COVID-19 reinfections are possible, especially now that there’s Omicron variants in circulation. Here’s what experts want you to know.
Two years into the pandemic and a large percentage of the world has been infected with COVID-19. In the U.S, the most recent statistics show that almost 60% of people have had past infections. As states jump back into COVID-19 high alerts, the possibility of reinfection becomes all the more likely. But how many times can you have COVID?
That’s a difficult question to answer, but there are several things experts have learned about the virus over the past couple of years.
The New York Post spoke with infectious disease expert Dr. Michael Phillips, who provided some context and answers regarding COVID-19 reinfections. While there’s no way of knowing how many times a person can get Covid, people who were infected with Omicron appear to have less protection than those who were infected with previous variants, like Delta.
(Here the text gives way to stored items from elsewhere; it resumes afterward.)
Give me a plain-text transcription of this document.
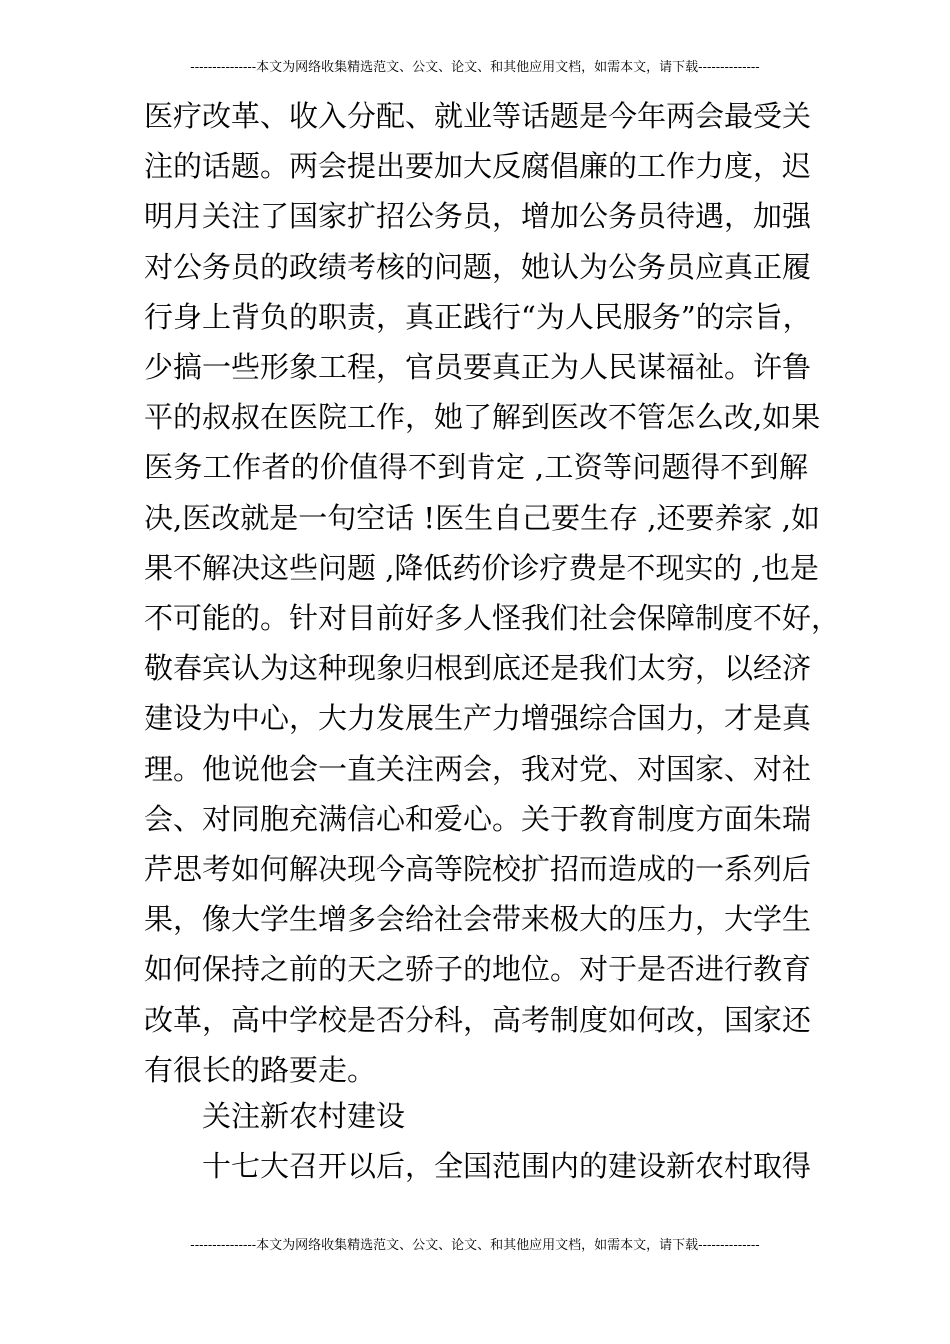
---------------本文为网络收集精选范文、公文、论文、和其他应用文档，如需本文，请下载--------------
医疗改革、收入分配、就业等话题是今年两会最受关
注的话题。两会提出要加大反腐倡廉的工作力度，迟
明月关注了国家扩招公务员，增加公务员待遇，加强
对公务员的政绩考核的问题，她认为公务员应真正履
行身上背负的职责，真正践行“为人民服务”的宗旨，
少搞一些形象工程，官员要真正为人民谋福祉。许鲁
平的叔叔在医院工作，她了解到医改不管怎么改,如果
医务工作者的价值得不到肯定 ,工资等问题得不到解
决,医改就是一句空话 !医生自己要生存 ,还要养家 ,如
果不解决这些问题 ,降低药价诊疗费是不现实的 ,也是
不可能的。针对目前好多人怪我们社会保障制度不好，
敬春宾认为这种现象归根到底还是我们太穷，以经济
建设为中心，大力发展生产力增强综合国力，才是真
理。他说他会一直关注两会，我对党、对国家、对社
会、对同胞充满信心和爱心。关于教育制度方面朱瑞
芹思考如何解决现今高等院校扩招而造成的一系列后
果，像大学生增多会给社会带来极大的压力，大学生
如何保持之前的天之骄子的地位。对于是否进行教育
改革，高中学校是否分科，高考制度如何改，国家还
有很长的路要走。
关注新农村建设
十七大召开以后，全国范围内的建设新农村取得
---------------本文为网络收集精选范文、公文、论文、和其他应用文档，如需本文，请下载--------------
The New York Times spoke with a variety of experts, who surmised that Omicron created a whole new set of problems, disrupting what people knew about the virus and its capabilities for reinfections. Before the variant existed, experts believed that vaccines and natural infections would kill the virus off naturally. Now, the situation is difficult to predict, since Omicron has evolved to dodge immunity.
“But thankfully, the vast majority of people [who] get the infection tend to recover without too many problems,” explains Dr. Phillips, meaning that while the subvariants that are circulating are highly contagious, they’re not likely a high risk for the majority of the population provided they’re vaccinated. The problem with this issue and with the lax mentality that most states and countries have adopted is the unpredictability of these new batches of reinfections. A large percentage of people will be fine, but those who are over a certain age or have comorbidities to contend with stand on much shakier ground.
While our knowledge of the virus suggests that getting reinfected with the same variant is unlikely, experts make it clear that it’s possible, especially if the person isn’t vaccinated, and especially now that there are Omicron subvariants in circulation.
Lastly, when addressing protection from a COVID infection, Dr. Phillips explained that the average immune system can fight off COVID reinfection for three to five months after the previous round. After six months you can expect COVID antibodies to have waned significantly.
He reiterates the importance of vaccines since these prevent strong infections and help keep the virus under control. While reinfection can’t be completely ruled out, vaccines and boosters are the most efficient way of reaching a point where the virus becomes endemic and it’s not as big of a threat for people with deal with all types of conditions.